Am 02.07.2014 11:14, schrieb Riccardo (Jack) Lucchetti:
On Wed, 2 Jul 2014, Deborah Sy wrote:
> Hi all,
>
> Yes, I'll be reading onto that. Another question I have is that I've been
> using a 9x9 matrix with a lot of constraints (here, it is 36) which is
> not
> random (i.e. they were backed up by theoretical assumptions). In such
> case,
> given any possible combinations of the 0's, the determinant will most
> likely be zero and therefore, no solution will exist (unless it is a
> Cholesky-decomposition or if there really exists a combination that
> provides a solution in this relatively large matrix). Does it follow
> that I
> will not be able to estimate the SVAR because no such solution exists?
> This
> has been bugging me for days already. Any ideas?

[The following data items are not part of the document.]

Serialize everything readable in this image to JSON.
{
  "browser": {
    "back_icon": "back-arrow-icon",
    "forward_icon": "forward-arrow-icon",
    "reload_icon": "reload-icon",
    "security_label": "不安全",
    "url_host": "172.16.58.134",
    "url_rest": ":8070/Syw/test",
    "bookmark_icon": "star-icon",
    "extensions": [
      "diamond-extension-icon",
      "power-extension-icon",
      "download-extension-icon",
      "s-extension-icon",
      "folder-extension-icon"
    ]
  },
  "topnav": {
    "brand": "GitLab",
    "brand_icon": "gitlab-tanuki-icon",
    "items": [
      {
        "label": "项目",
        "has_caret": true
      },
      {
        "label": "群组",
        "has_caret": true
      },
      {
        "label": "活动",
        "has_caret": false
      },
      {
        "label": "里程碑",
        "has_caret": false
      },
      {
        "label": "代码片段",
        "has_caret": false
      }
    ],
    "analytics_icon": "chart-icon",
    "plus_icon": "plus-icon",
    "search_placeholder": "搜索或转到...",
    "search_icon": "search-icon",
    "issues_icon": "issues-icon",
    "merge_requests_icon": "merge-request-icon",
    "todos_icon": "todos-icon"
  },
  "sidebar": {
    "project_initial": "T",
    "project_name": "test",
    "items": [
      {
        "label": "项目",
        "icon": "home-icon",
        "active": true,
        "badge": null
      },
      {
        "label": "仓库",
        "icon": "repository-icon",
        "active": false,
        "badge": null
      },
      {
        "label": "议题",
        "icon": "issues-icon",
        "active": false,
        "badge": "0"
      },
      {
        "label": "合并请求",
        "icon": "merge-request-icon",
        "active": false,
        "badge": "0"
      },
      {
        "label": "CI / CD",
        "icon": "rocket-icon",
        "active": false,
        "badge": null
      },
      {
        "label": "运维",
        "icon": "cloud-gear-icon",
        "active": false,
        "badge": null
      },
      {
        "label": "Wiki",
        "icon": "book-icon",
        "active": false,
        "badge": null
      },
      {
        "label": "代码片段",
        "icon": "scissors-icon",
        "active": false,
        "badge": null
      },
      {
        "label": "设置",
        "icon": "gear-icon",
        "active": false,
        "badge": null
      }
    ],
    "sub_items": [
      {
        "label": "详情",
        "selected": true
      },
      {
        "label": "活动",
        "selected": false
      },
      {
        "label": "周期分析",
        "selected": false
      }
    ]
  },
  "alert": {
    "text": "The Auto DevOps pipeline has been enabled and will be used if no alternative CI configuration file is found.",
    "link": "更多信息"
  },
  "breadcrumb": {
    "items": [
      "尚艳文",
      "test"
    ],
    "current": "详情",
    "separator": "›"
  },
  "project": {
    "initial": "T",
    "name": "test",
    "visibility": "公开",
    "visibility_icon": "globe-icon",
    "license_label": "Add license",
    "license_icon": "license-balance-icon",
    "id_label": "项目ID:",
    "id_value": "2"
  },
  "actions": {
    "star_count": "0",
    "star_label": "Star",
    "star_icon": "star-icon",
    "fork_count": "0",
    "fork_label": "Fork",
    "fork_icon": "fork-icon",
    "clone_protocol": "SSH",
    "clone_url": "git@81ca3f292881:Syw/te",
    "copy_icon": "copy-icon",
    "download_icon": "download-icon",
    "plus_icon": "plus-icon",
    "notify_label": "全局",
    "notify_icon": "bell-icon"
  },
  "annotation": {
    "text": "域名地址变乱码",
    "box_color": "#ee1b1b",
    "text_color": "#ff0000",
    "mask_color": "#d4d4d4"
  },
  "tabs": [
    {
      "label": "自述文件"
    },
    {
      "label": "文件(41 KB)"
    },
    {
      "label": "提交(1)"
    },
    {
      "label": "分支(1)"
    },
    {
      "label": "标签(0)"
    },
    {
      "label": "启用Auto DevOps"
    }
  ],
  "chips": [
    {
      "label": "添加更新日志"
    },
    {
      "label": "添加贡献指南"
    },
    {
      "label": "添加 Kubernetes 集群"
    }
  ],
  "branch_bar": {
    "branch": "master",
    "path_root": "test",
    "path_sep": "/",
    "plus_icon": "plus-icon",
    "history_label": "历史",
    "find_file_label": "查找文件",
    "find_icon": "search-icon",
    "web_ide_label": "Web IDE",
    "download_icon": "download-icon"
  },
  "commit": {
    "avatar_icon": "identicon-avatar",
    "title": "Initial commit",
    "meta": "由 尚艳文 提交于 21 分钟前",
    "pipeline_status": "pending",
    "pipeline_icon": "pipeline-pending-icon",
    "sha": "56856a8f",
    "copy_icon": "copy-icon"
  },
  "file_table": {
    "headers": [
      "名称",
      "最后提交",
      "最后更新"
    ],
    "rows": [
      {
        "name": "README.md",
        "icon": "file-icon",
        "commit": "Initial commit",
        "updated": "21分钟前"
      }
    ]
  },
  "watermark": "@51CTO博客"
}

The problem is unlikely to be the rank of your contraint matrix. If you
fill a 9x9 matrix with 36 zeros at random, the probability if it being
singular is zero (it shouldn't be difficult to prove this formally)
although of course the event is not impossible (nice example of an event
with 0 Lebesgue measure).
Jack, I don't think this is true, for example the probability of getting
a column with all (9) zeros by chance may be small, but certainly not
zero if you allocate 36 zeros randomly. If I were good in combinatorics
I could give you the exact numbers, but I'm not.
Apart from that the constraints are not chosen at random. A line has
measure zero in a plane, but still I can pick exactly points on the line.
So I'm not saying the matrix is singular, but without further
investigation/thinking I cannot rule out that it is.